Speak English, please!

Posted by Fayana Richards on October 07, 2007



Voy a hablar Ingles en clase. Here’s a pencil and a piece of paper. Now sit and write this phrase in English three hundred times: I will speak English in class.

This is only a taste of what native Spanish speaker Darlene Villicana and fellow classmates had to endure if caught speaking Spanish in school.

Villicana was born in the United States but her parents hail from San Luis Colorado, Sonora, where Villicana would sometimes cross the border to attend school.

Even though she began learning English grammar at nine, Villicana said she didn’t speak English until she was forced to at about fourteen, while living in San Luis, Ariz., a border town.

“Before then, the school system wasn’t too harsh on students that were learning English,” Villicana said. “But after this new law had entered, they didn’t allow us to speak Spanish in the classroom.”

Speak English, speak English.

“Even when we were outside playing, there would be someone outside checking on us to see if we were speaking English,” Villicana said. “It’s all about the enforcement of American identity because other cultures and languages are seen as dangerous.”

Even though everyone around her spoke Spanish, Villicana was encouraged by her parents to continue to learn the English language.

“My father wanted me to eventually study English for a better future in the United States,” Villicana said.

Villicana added she sometimes felt out of place while trying to learn English.
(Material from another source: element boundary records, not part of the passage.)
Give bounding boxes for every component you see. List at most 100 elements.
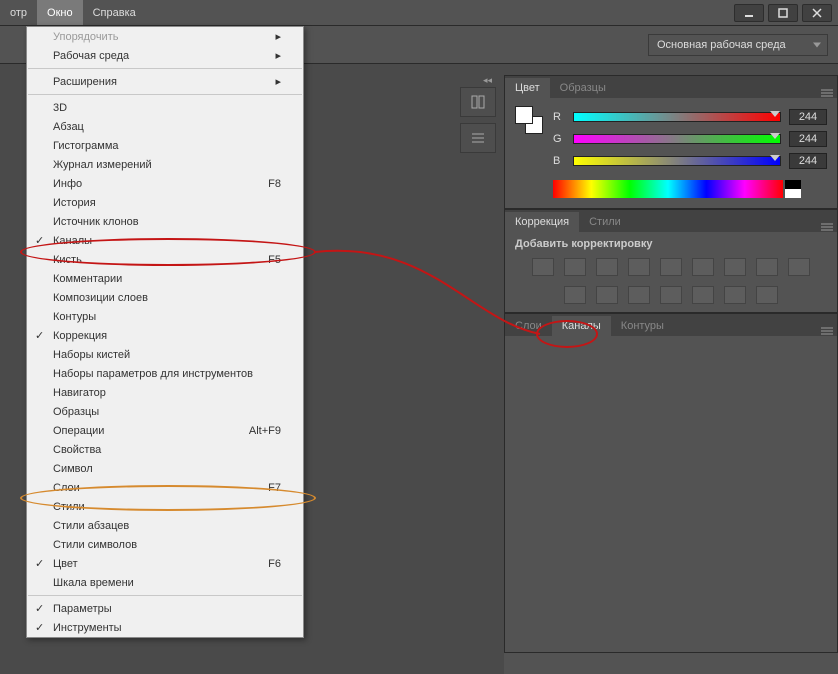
adj-icon[interactable] [756, 258, 778, 276]
adj-icon[interactable] [756, 286, 778, 304]
shortcut: Alt+F9 [249, 425, 281, 437]
menu-parastyles[interactable]: Стили абзацев [27, 516, 303, 535]
menu-3d[interactable]: 3D [27, 98, 303, 117]
menu-measurelog[interactable]: Журнал измерений [27, 155, 303, 174]
adj-icon[interactable] [596, 286, 618, 304]
window-menu: Упорядочить▸ Рабочая среда▸ Расширения▸ … [26, 26, 304, 638]
b-value[interactable]: 244 [789, 153, 827, 169]
adj-icon[interactable] [628, 258, 650, 276]
menu-arrange[interactable]: Упорядочить▸ [27, 27, 303, 46]
submenu-arrow-icon: ▸ [275, 49, 281, 62]
menu-tools[interactable]: ✓Инструменты [27, 618, 303, 637]
menu-toolpresets[interactable]: Наборы параметров для инструментов [27, 364, 303, 383]
b-label: B [553, 155, 565, 167]
adjust-panel-menu-icon[interactable] [817, 222, 837, 232]
menu-paths[interactable]: Контуры [27, 307, 303, 326]
adj-icon[interactable] [596, 258, 618, 276]
adj-icon[interactable] [628, 286, 650, 304]
window-controls [734, 4, 838, 22]
submenu-arrow-icon: ▸ [275, 75, 281, 88]
tab-channels[interactable]: Каналы [552, 316, 611, 336]
adj-icon[interactable] [564, 286, 586, 304]
collapsed-panel-dock: ◂◂ [460, 75, 496, 159]
menu-comments[interactable]: Комментарии [27, 269, 303, 288]
menubar-item-help[interactable]: Справка [83, 0, 146, 25]
g-slider[interactable] [573, 134, 781, 144]
menubar: отр Окно Справка [0, 0, 146, 25]
tab-adjustments[interactable]: Коррекция [505, 212, 579, 232]
tab-layers[interactable]: Слои [505, 316, 552, 336]
panel-icon-1[interactable] [460, 87, 496, 117]
tab-paths[interactable]: Контуры [611, 316, 674, 336]
menu-workspace[interactable]: Рабочая среда▸ [27, 46, 303, 65]
tab-styles[interactable]: Стили [579, 212, 631, 232]
menu-histogram[interactable]: Гистограмма [27, 136, 303, 155]
adj-icon[interactable] [788, 258, 810, 276]
checkmark-icon: ✓ [35, 621, 44, 634]
expand-dock-icon[interactable]: ◂◂ [460, 75, 496, 87]
fg-color-swatch[interactable] [515, 106, 533, 124]
right-panel-dock: Цвет Образцы R 244 G 244 [504, 75, 838, 674]
g-value[interactable]: 244 [789, 131, 827, 147]
menu-timeline[interactable]: Шкала времени [27, 573, 303, 592]
menu-adjustments[interactable]: ✓Коррекция [27, 326, 303, 345]
adjustments-title: Добавить корректировку [505, 232, 837, 250]
maximize-button[interactable] [768, 4, 798, 22]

“I was frustrated because I wasn’t able to express myself how I wanted to express myself,” Villicana said. “Most of the time, meaning was lost and emotion was lost. My personality, to this date, isn’t the same because all of those emotions that I wasn’t able to express.”

Not being able to express her feelings reflected the tension Villicana felt in and out of school.

“When people looked at me, sometimes they would assume that I was white,” Villicana said. “So they would say things about Mexicans in front of me that I didn’t think were appropriate.”

To some, learning English is a new way of communicating, a different way of talking and a new way of relating to your surroundings, said Tom Miller, a local freelance writer and editor.

“I have always (been) fascinated at how well they pull it off,” Miller said. “I watched my wife and step-son go through the process.”

This fascination, coupled with a run-in with a colleague, eventually compelled Miller to release “How I Learned English: 55 Accomplished Latinos Recall Lessons in Language and Life” last August.

“I wanted to get a wide range of people, not necessarily high profile, but a lot of them are well known in their fields,” Miller said. “There’s always some kind of context. Some kind of motivation, which could have been political, economic, or family related.”

With the release of the book, Miller said he hopes to change the perception of migrants.

“When you say migrants or migrations, generally there’s this image of an immigrant dying in the desert or somebody low income living on the edge of society,” Miller said. “You know people who have made it, and they are typical. It wasn’t as if they were exceptions.”

Miller said the media focuses on the quantitative border, which encompasses issues such as the number of people arrested, the budget for homeland security and the number of people dying. All of these things change from day to day.

“I look at the border as a qualitative border, which is the border of families, spirituality, sports, music, sex, architecture and art,” Miller said. “This is the permanent border. Those things don’t change.”